But the knife-crime rate, StatsCan notes, reflects this province's higher violent crime incidence, not any particular affinity criminals here have with blades.

The Criminal Code generally proscribes the use of a knife as a weapon, wielded to harm or threaten someone.

The law in Canada reflects the fact that restricting knives in general would impinge upon the use of a ubiquitous tool found in households, used also by tradespeople, hunters, gardeners and sporting enthusiasts.
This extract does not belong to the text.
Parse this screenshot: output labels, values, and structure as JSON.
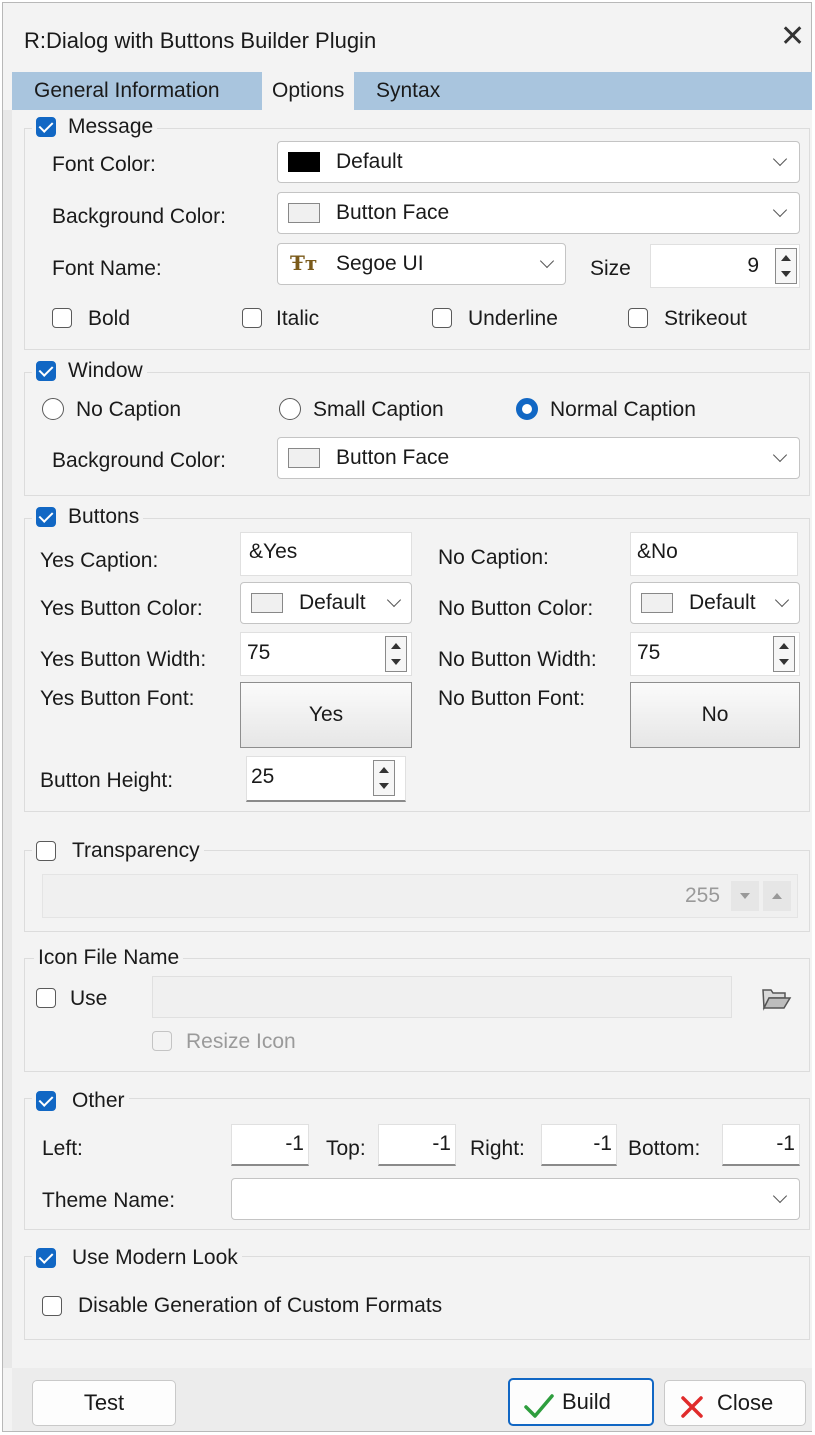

Chief McCaskill's problem is with those knives that are in the possession of those likely to commit crime, and so he is intrigued by suggestions of Saskatoon's police chief, who has called upon the legislature to give police the ability to seize knives they think may be used in a crime.

The Saskatchewan government has not done that, reflecting the fact that it is tough to separate tool from weapon, even for an officer of the law, and giving police that much discretion would likely infringe the rights of citizens.

That is why the Criminal Code proscribes the use of weapons, regardless of what they look like.

Aside from the difficulty of separating the criminal knives from the useful ones, banning or seizing them on the street will have limited effect, at best, at reducing the toll on victims.

StatsCan found that about half of the stabbings happened between acquaintances and most of them were relatives. That suggests that many of the stabbings happened in the home, not in public.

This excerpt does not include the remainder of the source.